Working with Scott Davis and the folks at Lyzasoft over the past couple of months has given me pause to consider just how the rather controlling mindset of Data Warehousing will need to change to accommodate and encourage the more flexible approach to BI that Enterprise 2.0 implies. To this end, I've come up with the "adaptive information cycle", a model that links the center-out approach of traditional data warehousing to the edge-based, emergent prototyping that characterizes today's analytic environment.
Traditionally, IT has always seen itself as the supplier of quality data to the decision makers, extracting data from the operational environment, cleansing and consolidating it in the Data Warehouse and making it available to business analysts through data marts and similar tools. While this has undoubtedly been a good strategy, we still find numerous analysts loading up non-warehoused data and analyzing in non-standard, innovative ways. While IT has railed at the plague of "spreadmarts" that has impacted data consistency and quality, there is no doubt that, from a business viewpoint, these independent thinkers are providing worthwhile answers and innovative ideas. It's simply not on for IT to say "Quit doing that!"; we need a way to bring these activities into a more controlled environment and to link the emerging information needs and analyses back to the Data Warehouse.

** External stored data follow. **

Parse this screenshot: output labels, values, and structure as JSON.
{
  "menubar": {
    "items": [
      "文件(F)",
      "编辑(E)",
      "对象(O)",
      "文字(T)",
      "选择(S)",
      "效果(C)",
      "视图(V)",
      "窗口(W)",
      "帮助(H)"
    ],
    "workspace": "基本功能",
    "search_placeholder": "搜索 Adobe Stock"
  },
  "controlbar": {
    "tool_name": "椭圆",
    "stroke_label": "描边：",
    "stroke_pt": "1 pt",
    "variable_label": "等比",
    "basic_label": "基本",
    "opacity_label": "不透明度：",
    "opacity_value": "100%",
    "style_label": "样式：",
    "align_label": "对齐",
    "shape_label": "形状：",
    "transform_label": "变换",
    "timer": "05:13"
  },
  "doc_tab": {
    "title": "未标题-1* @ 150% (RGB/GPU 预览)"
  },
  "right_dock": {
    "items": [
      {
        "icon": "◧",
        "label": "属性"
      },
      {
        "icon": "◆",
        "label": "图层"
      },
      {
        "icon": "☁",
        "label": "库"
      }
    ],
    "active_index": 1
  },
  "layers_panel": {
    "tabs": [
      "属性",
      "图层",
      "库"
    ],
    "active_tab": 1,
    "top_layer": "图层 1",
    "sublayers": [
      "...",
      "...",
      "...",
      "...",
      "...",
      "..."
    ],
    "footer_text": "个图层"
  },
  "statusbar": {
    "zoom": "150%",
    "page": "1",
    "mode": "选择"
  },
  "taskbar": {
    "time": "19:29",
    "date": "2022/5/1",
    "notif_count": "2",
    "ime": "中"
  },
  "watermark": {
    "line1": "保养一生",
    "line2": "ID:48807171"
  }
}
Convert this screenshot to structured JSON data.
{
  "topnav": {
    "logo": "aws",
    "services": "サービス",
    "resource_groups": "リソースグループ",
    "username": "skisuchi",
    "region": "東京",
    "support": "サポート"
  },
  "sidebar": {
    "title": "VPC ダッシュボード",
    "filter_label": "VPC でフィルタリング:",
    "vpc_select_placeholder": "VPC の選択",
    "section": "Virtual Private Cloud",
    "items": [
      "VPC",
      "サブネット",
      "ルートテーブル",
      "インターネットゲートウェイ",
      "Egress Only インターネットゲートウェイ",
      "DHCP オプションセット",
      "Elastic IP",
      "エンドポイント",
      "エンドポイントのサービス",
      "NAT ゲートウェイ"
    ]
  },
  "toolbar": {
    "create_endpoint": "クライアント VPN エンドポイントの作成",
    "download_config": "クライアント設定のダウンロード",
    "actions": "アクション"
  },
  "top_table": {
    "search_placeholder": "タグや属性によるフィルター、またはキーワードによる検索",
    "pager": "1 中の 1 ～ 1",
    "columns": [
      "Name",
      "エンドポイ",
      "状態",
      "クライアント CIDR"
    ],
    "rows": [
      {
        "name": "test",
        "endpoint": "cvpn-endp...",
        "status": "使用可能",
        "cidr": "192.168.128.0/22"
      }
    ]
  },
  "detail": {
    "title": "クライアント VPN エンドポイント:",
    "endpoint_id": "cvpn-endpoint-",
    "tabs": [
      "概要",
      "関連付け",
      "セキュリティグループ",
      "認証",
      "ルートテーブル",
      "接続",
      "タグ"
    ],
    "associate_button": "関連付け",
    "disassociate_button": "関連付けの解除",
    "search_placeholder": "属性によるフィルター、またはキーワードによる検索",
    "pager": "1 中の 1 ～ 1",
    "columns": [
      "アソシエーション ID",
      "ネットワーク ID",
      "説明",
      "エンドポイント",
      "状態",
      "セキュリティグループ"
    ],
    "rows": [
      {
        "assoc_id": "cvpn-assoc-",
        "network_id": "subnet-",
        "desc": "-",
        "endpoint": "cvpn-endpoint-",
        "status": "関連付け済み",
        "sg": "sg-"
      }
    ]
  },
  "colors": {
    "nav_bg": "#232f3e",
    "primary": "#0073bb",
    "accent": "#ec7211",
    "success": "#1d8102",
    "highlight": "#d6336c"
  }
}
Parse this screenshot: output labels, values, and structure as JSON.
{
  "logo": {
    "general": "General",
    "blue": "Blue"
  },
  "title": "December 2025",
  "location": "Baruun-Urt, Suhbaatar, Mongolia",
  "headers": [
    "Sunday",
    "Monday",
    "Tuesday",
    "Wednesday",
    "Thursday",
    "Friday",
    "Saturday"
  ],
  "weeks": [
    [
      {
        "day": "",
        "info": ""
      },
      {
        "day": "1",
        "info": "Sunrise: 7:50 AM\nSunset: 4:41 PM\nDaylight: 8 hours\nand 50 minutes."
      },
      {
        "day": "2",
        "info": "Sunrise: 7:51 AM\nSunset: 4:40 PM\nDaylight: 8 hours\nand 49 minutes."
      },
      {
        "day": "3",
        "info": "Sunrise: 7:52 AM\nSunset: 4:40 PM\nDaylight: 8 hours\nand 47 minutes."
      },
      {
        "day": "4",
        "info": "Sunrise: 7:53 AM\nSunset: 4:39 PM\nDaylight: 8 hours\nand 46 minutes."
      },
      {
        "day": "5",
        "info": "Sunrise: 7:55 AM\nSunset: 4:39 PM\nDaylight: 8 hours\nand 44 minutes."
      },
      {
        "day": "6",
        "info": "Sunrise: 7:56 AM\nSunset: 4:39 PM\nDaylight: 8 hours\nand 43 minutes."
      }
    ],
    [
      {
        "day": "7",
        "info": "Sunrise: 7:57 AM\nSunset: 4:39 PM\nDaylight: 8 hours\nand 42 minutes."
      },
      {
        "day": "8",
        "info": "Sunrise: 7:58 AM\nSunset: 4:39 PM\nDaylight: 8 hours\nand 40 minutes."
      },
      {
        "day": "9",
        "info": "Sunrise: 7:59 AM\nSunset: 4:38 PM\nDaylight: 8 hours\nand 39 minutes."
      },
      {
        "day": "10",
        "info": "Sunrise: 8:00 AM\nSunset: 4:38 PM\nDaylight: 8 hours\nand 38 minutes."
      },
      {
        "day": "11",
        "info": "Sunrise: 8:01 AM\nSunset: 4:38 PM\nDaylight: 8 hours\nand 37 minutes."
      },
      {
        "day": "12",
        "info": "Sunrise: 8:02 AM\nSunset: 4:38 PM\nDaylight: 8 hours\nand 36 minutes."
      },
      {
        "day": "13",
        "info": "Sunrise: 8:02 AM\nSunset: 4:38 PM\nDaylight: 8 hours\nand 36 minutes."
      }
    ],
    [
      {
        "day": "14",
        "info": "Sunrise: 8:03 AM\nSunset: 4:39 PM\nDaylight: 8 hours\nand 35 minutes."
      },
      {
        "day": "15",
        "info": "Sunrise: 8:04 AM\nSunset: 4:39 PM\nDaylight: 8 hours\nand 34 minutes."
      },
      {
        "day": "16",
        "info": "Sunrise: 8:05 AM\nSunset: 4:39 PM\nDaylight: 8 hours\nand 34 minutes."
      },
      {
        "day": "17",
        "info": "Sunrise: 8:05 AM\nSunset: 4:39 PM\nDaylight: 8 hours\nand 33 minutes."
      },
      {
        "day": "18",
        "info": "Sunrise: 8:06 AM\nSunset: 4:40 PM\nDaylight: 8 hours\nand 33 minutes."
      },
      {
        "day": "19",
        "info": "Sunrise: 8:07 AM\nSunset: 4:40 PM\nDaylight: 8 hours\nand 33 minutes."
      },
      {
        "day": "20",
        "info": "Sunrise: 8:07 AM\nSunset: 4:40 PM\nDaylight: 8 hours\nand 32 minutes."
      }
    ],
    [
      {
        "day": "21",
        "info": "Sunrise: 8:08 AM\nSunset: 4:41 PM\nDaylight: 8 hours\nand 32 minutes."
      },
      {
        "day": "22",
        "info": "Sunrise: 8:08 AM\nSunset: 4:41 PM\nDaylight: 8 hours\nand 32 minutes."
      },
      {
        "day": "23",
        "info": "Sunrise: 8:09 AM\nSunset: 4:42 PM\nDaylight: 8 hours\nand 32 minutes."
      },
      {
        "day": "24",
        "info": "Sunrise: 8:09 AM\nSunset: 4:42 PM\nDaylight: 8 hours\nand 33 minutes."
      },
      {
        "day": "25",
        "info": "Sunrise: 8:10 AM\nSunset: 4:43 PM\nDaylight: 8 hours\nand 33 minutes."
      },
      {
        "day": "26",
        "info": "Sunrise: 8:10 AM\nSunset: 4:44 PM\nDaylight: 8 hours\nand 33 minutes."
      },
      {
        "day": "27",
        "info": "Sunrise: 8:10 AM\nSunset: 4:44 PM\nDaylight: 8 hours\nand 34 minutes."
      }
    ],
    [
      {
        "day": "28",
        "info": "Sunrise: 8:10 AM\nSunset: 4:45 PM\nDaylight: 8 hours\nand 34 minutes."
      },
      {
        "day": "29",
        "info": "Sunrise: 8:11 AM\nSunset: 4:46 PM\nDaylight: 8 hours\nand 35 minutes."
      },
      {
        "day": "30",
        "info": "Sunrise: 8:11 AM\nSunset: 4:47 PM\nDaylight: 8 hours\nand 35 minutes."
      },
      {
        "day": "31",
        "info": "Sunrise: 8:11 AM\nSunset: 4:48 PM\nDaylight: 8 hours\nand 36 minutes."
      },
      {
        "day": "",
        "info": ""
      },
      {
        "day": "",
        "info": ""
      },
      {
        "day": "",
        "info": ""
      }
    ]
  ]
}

The point about a controlled environment I dealt with earlier in a white paper on "playmarts", also originally developed in collaboration with Lyzasoft.
In a new white paper, available today on the Lyzasoft site, I deal with the absolutely essential linking of new insights developed by business analysts back to the Data Warehouse environment. But, can we afford to link every business analyst's uncorroborated insight back to the warehouse? Would we even want to?
Probably not, and this is where collaborative analytics comes in. By enabling and encouraging business analysts to share and reuse their work in a managed and controlled environment, we can benefit from the "wisdom of crowds" - as analysts collaborate, best practices emerge through data and function that is invented, shared and cross-checked among one-another. And what Lyza has now provided is an initial set of function to enable business analysts to collaborate in the creation of the new data sets and function the business needs.
Of course, this is only a first step on a longer journey that will involve a reappraisal of how the ubiquitous spreadsheet can be brought under control. And we'll need Microsoft to step up to that one. But Lyzasoft have made a good start on the principles and techniques needed.